Question 12 (scenario — short)¶
You're reviewing a production RAG product. The vector DB stores embeddings of customer support transcripts. The team has classified the DB as "low sensitivity" because "it's not the original text." Identify the finding, the multi-framework citation, and the remediation.
Sample answer: - Finding: Embeddings of customer support transcripts retain substantial information about the underlying text. Inversion attacks (Morris et al. 2023) can recover ~70% of word content. The vector DB is effectively a PII store and should be classified as such. - Citations: ATLAS AML.T0048 (Erode ML Model Integrity / output-side info exposure); OWASP LLM06 (Sensitive Information Disclosure); NIST AI RMF Measure 2.10 (Privacy assessed and documented); EU AI Act Article 10 if the system is in scope. - Remediation: Re-classify the vector DB as PII. Strict access control, audit logging, tenant boundary enforcement.
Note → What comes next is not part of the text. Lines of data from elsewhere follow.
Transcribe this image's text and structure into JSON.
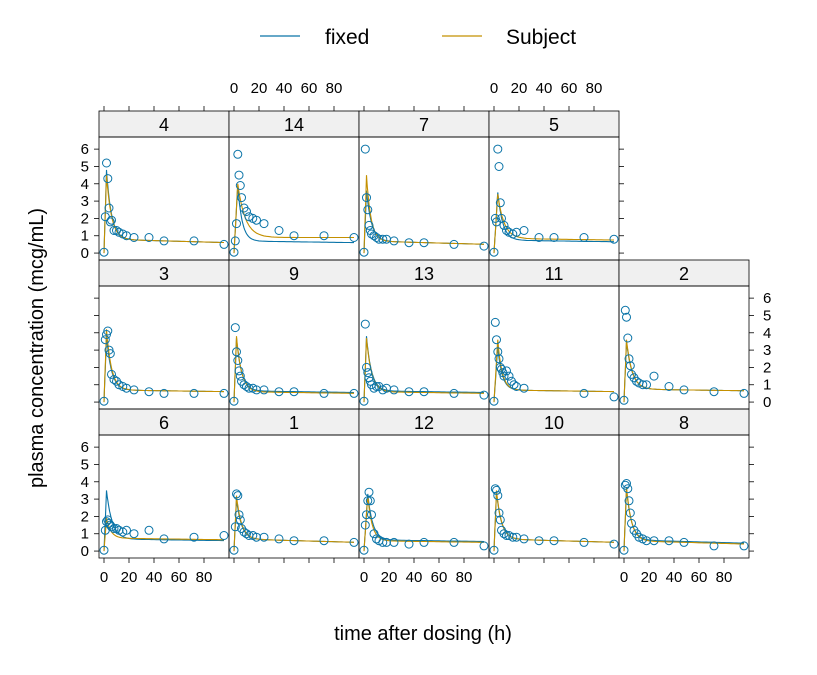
{
  "legend": {
    "position": "top",
    "items": [
      {
        "label": "fixed",
        "color": "#0a74a8"
      },
      {
        "label": "Subject",
        "color": "#c49000"
      }
    ]
  },
  "colors": {
    "fixed": "#0a74a8",
    "subject": "#c49000",
    "points": "#0a74a8",
    "strip": "#f0f0f0",
    "frame": "#000000"
  },
  "chart_data": {
    "type": "scatter",
    "xlabel": "time after dosing (h)",
    "ylabel": "plasma concentration (mcg/mL)",
    "xlim": [
      -4,
      100
    ],
    "ylim": [
      -0.4,
      6.7
    ],
    "x_ticks": [
      0,
      20,
      40,
      60,
      80
    ],
    "y_ticks": [
      0,
      1,
      2,
      3,
      4,
      5,
      6
    ],
    "x_tick_labels": [
      "0",
      "20",
      "40",
      "60",
      "80"
    ],
    "y_tick_labels": [
      "0",
      "1",
      "2",
      "3",
      "4",
      "5",
      "6"
    ],
    "layout": {
      "columns": 5,
      "rows": 3
    },
    "panels": [
      {
        "label": "6",
        "x": [
          0,
          1,
          2,
          3,
          4,
          5,
          6,
          8,
          10,
          12,
          15,
          18,
          24,
          36,
          48,
          72,
          96
        ],
        "y": [
          0.05,
          1.2,
          1.7,
          1.8,
          1.6,
          1.5,
          1.4,
          1.3,
          1.3,
          1.2,
          1.1,
          1.2,
          1.0,
          1.2,
          0.7,
          0.8,
          0.9
        ],
        "fixed": {
          "peak": 3.5,
          "tmax": 2,
          "fast": 4.5,
          "base": 0.7,
          "slope": 0.001
        },
        "subject": {
          "peak": 1.9,
          "tmax": 2,
          "fast": 3.5,
          "base": 0.75,
          "slope": 0.001
        }
      },
      {
        "label": "1",
        "x": [
          0,
          1,
          2,
          3,
          4,
          5,
          6,
          8,
          10,
          12,
          15,
          18,
          24,
          36,
          48,
          72,
          96
        ],
        "y": [
          0.05,
          1.4,
          3.3,
          3.2,
          2.1,
          1.8,
          1.3,
          1.1,
          1.0,
          0.9,
          0.9,
          0.8,
          0.8,
          0.7,
          0.6,
          0.6,
          0.5
        ],
        "fixed": {
          "peak": 3.0,
          "tmax": 2,
          "fast": 4,
          "base": 0.7,
          "slope": 0.002
        },
        "subject": {
          "peak": 3.2,
          "tmax": 2,
          "fast": 4,
          "base": 0.7,
          "slope": 0.002
        }
      },
      {
        "label": "12",
        "x": [
          0,
          1,
          2,
          3,
          4,
          5,
          6,
          8,
          10,
          12,
          15,
          18,
          24,
          36,
          48,
          72,
          96
        ],
        "y": [
          0.05,
          1.5,
          2.1,
          2.9,
          3.4,
          2.9,
          2.1,
          1.0,
          0.7,
          0.6,
          0.5,
          0.5,
          0.5,
          0.4,
          0.5,
          0.5,
          0.3
        ],
        "fixed": {
          "peak": 3.3,
          "tmax": 3,
          "fast": 4,
          "base": 0.65,
          "slope": 0.001
        },
        "subject": {
          "peak": 3.2,
          "tmax": 3,
          "fast": 3.5,
          "base": 0.6,
          "slope": 0.001
        }
      },
      {
        "label": "10",
        "x": [
          0,
          1,
          2,
          3,
          4,
          5,
          6,
          8,
          10,
          12,
          15,
          18,
          24,
          36,
          48,
          72,
          96
        ],
        "y": [
          0.05,
          3.6,
          3.5,
          3.2,
          2.2,
          1.8,
          1.2,
          1.0,
          0.9,
          0.9,
          0.8,
          0.8,
          0.7,
          0.6,
          0.6,
          0.5,
          0.4
        ],
        "fixed": {
          "peak": 3.4,
          "tmax": 2,
          "fast": 4,
          "base": 0.7,
          "slope": 0.002
        },
        "subject": {
          "peak": 3.5,
          "tmax": 2,
          "fast": 4,
          "base": 0.7,
          "slope": 0.002
        }
      },
      {
        "label": "8",
        "x": [
          0,
          1,
          2,
          3,
          4,
          5,
          6,
          8,
          10,
          12,
          15,
          18,
          24,
          36,
          48,
          72,
          96
        ],
        "y": [
          0.05,
          3.8,
          3.9,
          3.6,
          2.9,
          2.2,
          1.6,
          1.2,
          1.0,
          0.8,
          0.7,
          0.6,
          0.6,
          0.6,
          0.5,
          0.3,
          0.3
        ],
        "fixed": {
          "peak": 3.6,
          "tmax": 2,
          "fast": 4,
          "base": 0.65,
          "slope": 0.002
        },
        "subject": {
          "peak": 3.7,
          "tmax": 2,
          "fast": 4,
          "base": 0.6,
          "slope": 0.002
        }
      },
      {
        "label": "3",
        "x": [
          0,
          1,
          2,
          3,
          4,
          5,
          6,
          8,
          10,
          12,
          15,
          18,
          24,
          36,
          48,
          72,
          96
        ],
        "y": [
          0.05,
          3.6,
          3.9,
          4.1,
          3.0,
          2.8,
          1.6,
          1.3,
          1.2,
          1.0,
          0.9,
          0.8,
          0.7,
          0.6,
          0.5,
          0.5,
          0.5
        ],
        "fixed": {
          "peak": 3.8,
          "tmax": 2,
          "fast": 4,
          "base": 0.7,
          "slope": 0.001
        },
        "subject": {
          "peak": 4.2,
          "tmax": 2,
          "fast": 4,
          "base": 0.7,
          "slope": 0.001
        }
      },
      {
        "label": "9",
        "x": [
          0,
          1,
          2,
          3,
          4,
          5,
          6,
          8,
          10,
          12,
          15,
          18,
          24,
          36,
          48,
          72,
          96
        ],
        "y": [
          0.05,
          4.3,
          2.9,
          2.4,
          1.8,
          1.5,
          1.2,
          1.0,
          0.9,
          0.8,
          0.8,
          0.7,
          0.7,
          0.6,
          0.6,
          0.5,
          0.5
        ],
        "fixed": {
          "peak": 3.7,
          "tmax": 2,
          "fast": 4,
          "base": 0.65,
          "slope": 0.001
        },
        "subject": {
          "peak": 3.8,
          "tmax": 2,
          "fast": 4,
          "base": 0.6,
          "slope": 0.001
        }
      },
      {
        "label": "13",
        "x": [
          0,
          1,
          2,
          3,
          4,
          5,
          6,
          8,
          10,
          12,
          15,
          18,
          24,
          36,
          48,
          72,
          96
        ],
        "y": [
          0.05,
          4.5,
          2.0,
          1.7,
          1.4,
          1.2,
          1.0,
          0.8,
          0.9,
          0.9,
          0.7,
          0.8,
          0.7,
          0.6,
          0.6,
          0.5,
          0.4
        ],
        "fixed": {
          "peak": 3.8,
          "tmax": 2,
          "fast": 4,
          "base": 0.65,
          "slope": 0.001
        },
        "subject": {
          "peak": 3.7,
          "tmax": 2,
          "fast": 4,
          "base": 0.6,
          "slope": 0.001
        }
      },
      {
        "label": "11",
        "x": [
          0,
          1,
          2,
          3,
          4,
          5,
          6,
          7,
          8,
          10,
          12,
          14,
          16,
          18,
          24,
          72,
          96
        ],
        "y": [
          0.05,
          4.6,
          3.6,
          2.9,
          2.5,
          2.0,
          1.9,
          1.7,
          1.5,
          1.8,
          1.5,
          1.2,
          1.0,
          0.9,
          0.8,
          0.5,
          0.3
        ],
        "fixed": {
          "peak": 3.2,
          "tmax": 3,
          "fast": 3.5,
          "base": 0.7,
          "slope": 0.001
        },
        "subject": {
          "peak": 3.6,
          "tmax": 3,
          "fast": 3.5,
          "base": 0.7,
          "slope": 0.001
        }
      },
      {
        "label": "2",
        "x": [
          0,
          1,
          2,
          3,
          4,
          5,
          6,
          8,
          10,
          12,
          15,
          18,
          24,
          36,
          48,
          72,
          96
        ],
        "y": [
          0.1,
          5.3,
          4.9,
          3.7,
          2.5,
          2.1,
          1.6,
          1.4,
          1.2,
          1.1,
          1.0,
          1.0,
          1.5,
          0.9,
          0.7,
          0.6,
          0.5
        ],
        "fixed": {
          "peak": 3.5,
          "tmax": 2,
          "fast": 4.5,
          "base": 0.75,
          "slope": 0.001
        },
        "subject": {
          "peak": 3.6,
          "tmax": 2,
          "fast": 4.5,
          "base": 0.75,
          "slope": 0.001
        }
      },
      {
        "label": "4",
        "x": [
          0,
          1,
          2,
          3,
          4,
          5,
          6,
          8,
          10,
          12,
          15,
          18,
          24,
          36,
          48,
          72,
          96
        ],
        "y": [
          0.05,
          2.1,
          5.2,
          4.3,
          2.6,
          1.8,
          1.9,
          1.3,
          1.3,
          1.2,
          1.1,
          1.0,
          0.9,
          0.9,
          0.7,
          0.7,
          0.5
        ],
        "fixed": {
          "peak": 4.8,
          "tmax": 2,
          "fast": 4,
          "base": 0.8,
          "slope": 0.002
        },
        "subject": {
          "peak": 4.5,
          "tmax": 2,
          "fast": 4,
          "base": 0.8,
          "slope": 0.002
        }
      },
      {
        "label": "14",
        "x": [
          0,
          1,
          2,
          3,
          4,
          5,
          6,
          8,
          10,
          12,
          15,
          18,
          24,
          36,
          48,
          72,
          96
        ],
        "y": [
          0.05,
          0.7,
          1.7,
          5.7,
          4.5,
          3.9,
          3.2,
          2.6,
          2.4,
          2.1,
          2.0,
          1.9,
          1.7,
          1.3,
          1.0,
          1.0,
          0.9
        ],
        "fixed": {
          "peak": 3.9,
          "tmax": 3,
          "fast": 3.5,
          "base": 0.7,
          "slope": 0.001
        },
        "subject": {
          "peak": 4.0,
          "tmax": 3,
          "fast": 6.0,
          "base": 0.9,
          "slope": 0.0
        }
      },
      {
        "label": "7",
        "x": [
          0,
          1,
          2,
          3,
          4,
          5,
          6,
          8,
          10,
          12,
          15,
          18,
          24,
          36,
          48,
          72,
          96
        ],
        "y": [
          0.05,
          6.0,
          3.2,
          2.5,
          1.6,
          1.3,
          1.1,
          1.0,
          0.9,
          0.8,
          0.8,
          0.8,
          0.7,
          0.6,
          0.6,
          0.5,
          0.4
        ],
        "fixed": {
          "peak": 3.6,
          "tmax": 2,
          "fast": 4,
          "base": 0.7,
          "slope": 0.002
        },
        "subject": {
          "peak": 4.5,
          "tmax": 2,
          "fast": 3.5,
          "base": 0.7,
          "slope": 0.002
        }
      },
      {
        "label": "5",
        "x": [
          0,
          1,
          2,
          3,
          4,
          5,
          6,
          8,
          10,
          12,
          15,
          18,
          24,
          36,
          48,
          72,
          96
        ],
        "y": [
          0.05,
          2.0,
          1.8,
          6.0,
          5.0,
          2.9,
          2.0,
          1.6,
          1.3,
          1.2,
          1.1,
          1.2,
          1.3,
          0.9,
          0.9,
          0.9,
          0.8
        ],
        "fixed": {
          "peak": 3.5,
          "tmax": 3,
          "fast": 4,
          "base": 0.75,
          "slope": 0.001
        },
        "subject": {
          "peak": 3.4,
          "tmax": 3,
          "fast": 5,
          "base": 0.85,
          "slope": 0.001
        }
      }
    ]
  }
}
Output PII redaction when embedding-derived content reaches users. Consider lower-dimension embeddings or process-and-discard for highest-sensitivity content.
Scoring¶
- 12 questions, 1 point each.
- 70% to pass (9 of 12).
- LMS auto-grades Q1, Q2, Q4, Q5, Q7, Q8, Q10 (multiple choice).
- Q3, Q6, Q11 auto-gradable on key-phrase match.
- Q9, Q12 require rubric-based grading.
- Two attempts; on second failure, re-review L5.3. and L5.4. before retaking.